Final Project
The final project is really meant to be an opportunity for you to go as deep as you want on a Python project. Create anything that you want to build! You will be allowed to work in groups up to 3.
Requirements
Given the open-ended nature of the project, these guidelines are not solid, but more for you to get a grasp of what effort we’re looking for. As a rule of thumb, we’re looking for something of at least the scale of the homeworks per group member. That is, if there are 3 people in a group, the project should be around the effort of 3 homeworks.
Also, if you pick something ambitious, it’s totally fine to have something that’s is just an MVP!

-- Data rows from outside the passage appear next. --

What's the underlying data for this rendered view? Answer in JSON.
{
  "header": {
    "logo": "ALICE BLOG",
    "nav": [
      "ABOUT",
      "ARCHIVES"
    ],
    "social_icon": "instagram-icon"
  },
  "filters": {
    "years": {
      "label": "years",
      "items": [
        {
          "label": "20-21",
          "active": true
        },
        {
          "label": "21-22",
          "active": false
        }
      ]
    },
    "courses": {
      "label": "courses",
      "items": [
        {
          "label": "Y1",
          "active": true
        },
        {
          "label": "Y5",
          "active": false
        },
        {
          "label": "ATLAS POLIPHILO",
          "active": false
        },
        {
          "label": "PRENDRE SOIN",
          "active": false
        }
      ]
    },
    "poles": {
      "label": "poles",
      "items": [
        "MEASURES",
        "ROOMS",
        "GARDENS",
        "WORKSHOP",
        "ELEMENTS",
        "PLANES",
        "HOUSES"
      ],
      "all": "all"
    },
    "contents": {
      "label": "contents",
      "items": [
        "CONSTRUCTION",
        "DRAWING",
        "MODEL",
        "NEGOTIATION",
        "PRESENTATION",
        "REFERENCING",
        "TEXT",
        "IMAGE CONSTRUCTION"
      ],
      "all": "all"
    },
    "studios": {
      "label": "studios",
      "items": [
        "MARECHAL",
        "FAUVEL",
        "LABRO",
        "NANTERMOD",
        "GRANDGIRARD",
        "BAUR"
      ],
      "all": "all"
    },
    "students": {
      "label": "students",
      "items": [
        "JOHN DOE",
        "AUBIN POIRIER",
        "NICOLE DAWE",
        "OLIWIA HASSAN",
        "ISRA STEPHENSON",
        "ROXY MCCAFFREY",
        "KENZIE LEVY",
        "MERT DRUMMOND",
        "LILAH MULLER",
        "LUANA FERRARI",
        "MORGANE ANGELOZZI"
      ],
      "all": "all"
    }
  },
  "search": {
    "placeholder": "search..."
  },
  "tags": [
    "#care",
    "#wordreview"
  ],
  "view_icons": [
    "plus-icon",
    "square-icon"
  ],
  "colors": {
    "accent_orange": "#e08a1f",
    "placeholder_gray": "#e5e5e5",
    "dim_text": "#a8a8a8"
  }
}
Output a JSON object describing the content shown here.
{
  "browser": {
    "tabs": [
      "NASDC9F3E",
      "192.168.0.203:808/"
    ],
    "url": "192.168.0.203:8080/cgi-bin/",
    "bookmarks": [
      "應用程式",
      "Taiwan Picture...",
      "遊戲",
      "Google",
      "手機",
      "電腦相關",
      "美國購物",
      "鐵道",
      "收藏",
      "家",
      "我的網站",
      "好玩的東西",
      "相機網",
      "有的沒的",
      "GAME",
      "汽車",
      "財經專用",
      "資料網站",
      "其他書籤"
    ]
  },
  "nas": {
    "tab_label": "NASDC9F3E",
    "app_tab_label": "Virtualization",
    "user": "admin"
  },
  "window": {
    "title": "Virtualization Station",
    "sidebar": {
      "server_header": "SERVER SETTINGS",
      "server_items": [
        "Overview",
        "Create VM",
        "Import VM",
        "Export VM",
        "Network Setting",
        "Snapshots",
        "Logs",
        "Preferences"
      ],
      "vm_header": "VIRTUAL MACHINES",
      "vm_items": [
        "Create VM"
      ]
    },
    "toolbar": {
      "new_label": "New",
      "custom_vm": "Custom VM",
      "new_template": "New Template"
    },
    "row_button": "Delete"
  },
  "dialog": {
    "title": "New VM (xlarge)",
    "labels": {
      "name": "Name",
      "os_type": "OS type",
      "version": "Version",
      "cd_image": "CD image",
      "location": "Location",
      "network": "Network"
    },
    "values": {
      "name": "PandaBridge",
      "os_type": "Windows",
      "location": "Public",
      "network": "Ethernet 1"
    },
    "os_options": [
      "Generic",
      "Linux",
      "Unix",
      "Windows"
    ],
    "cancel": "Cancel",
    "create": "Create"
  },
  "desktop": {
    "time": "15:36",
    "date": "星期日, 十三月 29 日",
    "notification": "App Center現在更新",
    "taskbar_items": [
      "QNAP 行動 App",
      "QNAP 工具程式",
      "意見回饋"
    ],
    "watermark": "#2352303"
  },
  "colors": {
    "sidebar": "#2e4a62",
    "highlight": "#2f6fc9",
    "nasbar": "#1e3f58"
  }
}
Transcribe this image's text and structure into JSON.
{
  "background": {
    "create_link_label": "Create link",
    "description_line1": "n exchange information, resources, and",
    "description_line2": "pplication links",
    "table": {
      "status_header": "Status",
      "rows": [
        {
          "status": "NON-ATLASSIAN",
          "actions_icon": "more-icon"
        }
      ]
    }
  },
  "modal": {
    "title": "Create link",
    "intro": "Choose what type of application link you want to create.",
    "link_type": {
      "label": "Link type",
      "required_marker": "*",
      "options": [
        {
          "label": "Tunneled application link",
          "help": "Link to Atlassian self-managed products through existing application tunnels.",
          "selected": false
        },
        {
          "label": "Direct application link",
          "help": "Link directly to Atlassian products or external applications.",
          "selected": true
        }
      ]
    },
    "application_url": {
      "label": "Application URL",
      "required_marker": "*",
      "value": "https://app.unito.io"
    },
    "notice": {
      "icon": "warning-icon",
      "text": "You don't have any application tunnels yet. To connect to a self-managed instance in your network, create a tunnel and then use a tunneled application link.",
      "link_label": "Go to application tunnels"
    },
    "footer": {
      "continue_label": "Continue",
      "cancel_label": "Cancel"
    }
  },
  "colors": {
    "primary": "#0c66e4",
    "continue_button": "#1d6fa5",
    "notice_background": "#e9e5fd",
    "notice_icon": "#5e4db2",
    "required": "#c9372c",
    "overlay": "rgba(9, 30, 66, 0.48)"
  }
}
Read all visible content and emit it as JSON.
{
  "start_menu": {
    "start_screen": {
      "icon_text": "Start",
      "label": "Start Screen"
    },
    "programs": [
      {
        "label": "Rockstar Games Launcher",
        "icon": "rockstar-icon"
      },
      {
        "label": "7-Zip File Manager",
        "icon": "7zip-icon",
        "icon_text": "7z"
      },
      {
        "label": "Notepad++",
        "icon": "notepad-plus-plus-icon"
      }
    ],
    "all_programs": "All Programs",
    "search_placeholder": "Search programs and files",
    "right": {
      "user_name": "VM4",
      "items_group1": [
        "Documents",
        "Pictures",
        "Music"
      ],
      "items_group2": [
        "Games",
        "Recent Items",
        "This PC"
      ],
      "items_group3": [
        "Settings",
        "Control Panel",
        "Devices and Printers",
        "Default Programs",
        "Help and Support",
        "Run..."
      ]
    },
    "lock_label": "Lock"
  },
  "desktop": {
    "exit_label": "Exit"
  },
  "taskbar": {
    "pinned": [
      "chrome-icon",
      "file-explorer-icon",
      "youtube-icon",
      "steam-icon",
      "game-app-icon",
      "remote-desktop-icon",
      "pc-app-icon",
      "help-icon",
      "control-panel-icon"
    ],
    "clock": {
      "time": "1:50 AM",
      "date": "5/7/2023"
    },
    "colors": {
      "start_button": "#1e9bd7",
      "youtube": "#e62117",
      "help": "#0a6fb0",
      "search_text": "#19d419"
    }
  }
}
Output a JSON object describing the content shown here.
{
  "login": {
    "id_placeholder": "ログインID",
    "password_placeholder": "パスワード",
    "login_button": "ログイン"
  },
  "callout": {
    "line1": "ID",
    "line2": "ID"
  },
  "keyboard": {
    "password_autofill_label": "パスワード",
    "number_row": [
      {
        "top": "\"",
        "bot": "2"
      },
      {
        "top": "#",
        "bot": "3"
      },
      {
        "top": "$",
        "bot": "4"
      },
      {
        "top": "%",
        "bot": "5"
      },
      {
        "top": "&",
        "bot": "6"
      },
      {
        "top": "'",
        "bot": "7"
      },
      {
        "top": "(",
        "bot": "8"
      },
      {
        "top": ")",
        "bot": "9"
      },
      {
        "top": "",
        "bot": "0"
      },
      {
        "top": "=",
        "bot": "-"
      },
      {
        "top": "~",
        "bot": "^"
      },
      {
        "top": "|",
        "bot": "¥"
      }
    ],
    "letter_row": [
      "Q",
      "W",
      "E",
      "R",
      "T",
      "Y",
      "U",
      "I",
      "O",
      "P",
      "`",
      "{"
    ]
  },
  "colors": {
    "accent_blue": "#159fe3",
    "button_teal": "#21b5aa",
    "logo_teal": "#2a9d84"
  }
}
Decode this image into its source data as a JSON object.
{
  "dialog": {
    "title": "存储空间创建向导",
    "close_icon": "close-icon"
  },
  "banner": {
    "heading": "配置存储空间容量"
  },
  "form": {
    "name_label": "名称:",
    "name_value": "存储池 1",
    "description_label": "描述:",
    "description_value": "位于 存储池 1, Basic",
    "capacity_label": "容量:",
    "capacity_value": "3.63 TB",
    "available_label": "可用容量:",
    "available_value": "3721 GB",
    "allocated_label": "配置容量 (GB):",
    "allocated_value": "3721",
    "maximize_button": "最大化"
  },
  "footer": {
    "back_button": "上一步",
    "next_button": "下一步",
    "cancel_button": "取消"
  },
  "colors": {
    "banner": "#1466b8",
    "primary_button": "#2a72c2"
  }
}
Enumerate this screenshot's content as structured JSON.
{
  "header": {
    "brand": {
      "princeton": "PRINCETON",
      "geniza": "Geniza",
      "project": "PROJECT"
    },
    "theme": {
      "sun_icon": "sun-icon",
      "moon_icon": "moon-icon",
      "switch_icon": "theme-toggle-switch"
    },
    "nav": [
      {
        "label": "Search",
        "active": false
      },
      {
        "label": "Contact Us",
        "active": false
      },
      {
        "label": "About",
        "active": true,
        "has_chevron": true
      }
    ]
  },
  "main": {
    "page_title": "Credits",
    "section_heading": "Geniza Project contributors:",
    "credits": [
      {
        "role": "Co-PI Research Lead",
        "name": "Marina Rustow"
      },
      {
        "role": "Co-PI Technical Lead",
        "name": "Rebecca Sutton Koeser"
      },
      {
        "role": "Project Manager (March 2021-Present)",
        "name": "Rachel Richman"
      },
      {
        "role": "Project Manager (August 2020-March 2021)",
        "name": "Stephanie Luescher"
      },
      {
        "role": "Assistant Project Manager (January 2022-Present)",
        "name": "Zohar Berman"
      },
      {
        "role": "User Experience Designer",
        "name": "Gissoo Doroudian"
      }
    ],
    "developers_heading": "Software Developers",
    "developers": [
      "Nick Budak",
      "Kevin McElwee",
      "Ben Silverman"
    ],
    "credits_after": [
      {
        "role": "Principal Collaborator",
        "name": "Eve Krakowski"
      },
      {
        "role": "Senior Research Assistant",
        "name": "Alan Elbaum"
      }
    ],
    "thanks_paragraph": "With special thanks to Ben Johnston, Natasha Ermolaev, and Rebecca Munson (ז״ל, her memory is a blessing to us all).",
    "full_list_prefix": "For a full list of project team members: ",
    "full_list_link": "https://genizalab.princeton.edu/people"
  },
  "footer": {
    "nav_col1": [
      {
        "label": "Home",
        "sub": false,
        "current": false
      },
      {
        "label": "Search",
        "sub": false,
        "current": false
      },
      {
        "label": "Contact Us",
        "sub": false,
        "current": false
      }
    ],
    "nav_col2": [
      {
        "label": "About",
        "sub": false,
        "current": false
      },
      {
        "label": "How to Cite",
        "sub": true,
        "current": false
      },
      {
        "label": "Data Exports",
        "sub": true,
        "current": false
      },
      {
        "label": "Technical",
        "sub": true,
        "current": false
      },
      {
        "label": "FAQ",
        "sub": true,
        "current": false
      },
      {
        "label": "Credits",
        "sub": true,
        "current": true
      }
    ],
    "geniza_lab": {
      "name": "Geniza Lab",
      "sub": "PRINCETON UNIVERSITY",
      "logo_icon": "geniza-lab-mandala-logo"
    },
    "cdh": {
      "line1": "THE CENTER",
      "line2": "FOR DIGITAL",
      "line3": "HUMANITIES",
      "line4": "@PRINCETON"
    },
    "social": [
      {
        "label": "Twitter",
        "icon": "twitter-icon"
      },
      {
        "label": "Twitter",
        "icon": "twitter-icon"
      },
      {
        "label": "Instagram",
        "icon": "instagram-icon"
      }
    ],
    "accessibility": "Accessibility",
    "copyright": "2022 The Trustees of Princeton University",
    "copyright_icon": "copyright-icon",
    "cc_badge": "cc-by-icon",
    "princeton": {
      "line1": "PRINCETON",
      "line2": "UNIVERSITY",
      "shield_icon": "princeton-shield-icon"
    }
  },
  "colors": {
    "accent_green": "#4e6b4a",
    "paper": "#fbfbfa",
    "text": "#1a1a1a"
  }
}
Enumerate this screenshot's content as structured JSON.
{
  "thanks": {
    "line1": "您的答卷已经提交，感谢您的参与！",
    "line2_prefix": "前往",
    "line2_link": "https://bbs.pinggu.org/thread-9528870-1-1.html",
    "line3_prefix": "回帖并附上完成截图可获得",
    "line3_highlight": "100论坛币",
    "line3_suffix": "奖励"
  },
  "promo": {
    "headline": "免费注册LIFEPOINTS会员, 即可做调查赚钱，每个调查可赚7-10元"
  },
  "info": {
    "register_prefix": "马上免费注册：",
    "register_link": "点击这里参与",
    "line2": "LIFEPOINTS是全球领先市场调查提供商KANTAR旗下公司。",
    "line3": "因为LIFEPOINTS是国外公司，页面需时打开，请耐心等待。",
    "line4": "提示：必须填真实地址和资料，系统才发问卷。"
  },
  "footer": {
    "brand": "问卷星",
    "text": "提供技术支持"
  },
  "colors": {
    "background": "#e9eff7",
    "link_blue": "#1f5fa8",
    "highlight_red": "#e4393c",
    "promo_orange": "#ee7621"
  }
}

- At least one class definition
- A couple of first-party packages (
collections
,time
,json
, etc) - A couple of third-party packages (
django
,pandas
,keras
, etc) - Well documented code, i.e. in-line comments
- A
README.md
with installation instructions and explanation of code
Milestones
Project Proposal
Due Date: Friday 4/11 11:59PM
The first deadline will be the project proposal. Write no longer than a page about your idea and how you will attempt to accomplish it. Identify what you think will be the hardest portion of the project. What packages do you think you will need to use? What’s the end goal of the project?
Keep in mind that the earlier you submit your proposal the earlier I can give feedback!
Project Presentation
Due Date: In Class 4/29
Create a short presentation about your project, aim for no longer than 7-8 minutes. Your presentation should cover:
- What your idea is/motivation
- A roadmap of your implementation plan
- Any challenges you ran into
- A demo if applicable
Code Submission
Due Date: Wednesday 4/30 11:59PM
The final code will be due on the last day of classes. Alongside your code, please include a README.md
that at least covers the following:
- A description of your project
- An explanation of code structure
- Instructions to install and run the project
Zip your code and submit it on Canvas.
Potential Project Ideas
- Image Classification: this will likely require adapting an existing neural network or replicating some research papers (e.g. AlexNet). You may want to use Google CoLab, which provides GPUs for free.
- Data science: find a dataset that interests you and answer some insightful questions about the dataset and train a model for it. Check out Kaggle for free datasets.
- Web Development: create a website for an idea you have. Hosting it is not required.
- Web Scraping: write a web scraper to index and crawl the web. You may want to use something like BeautifulSoup to read the webpages.
- Game Development: check out Pyxel, a pixel game engine for Python.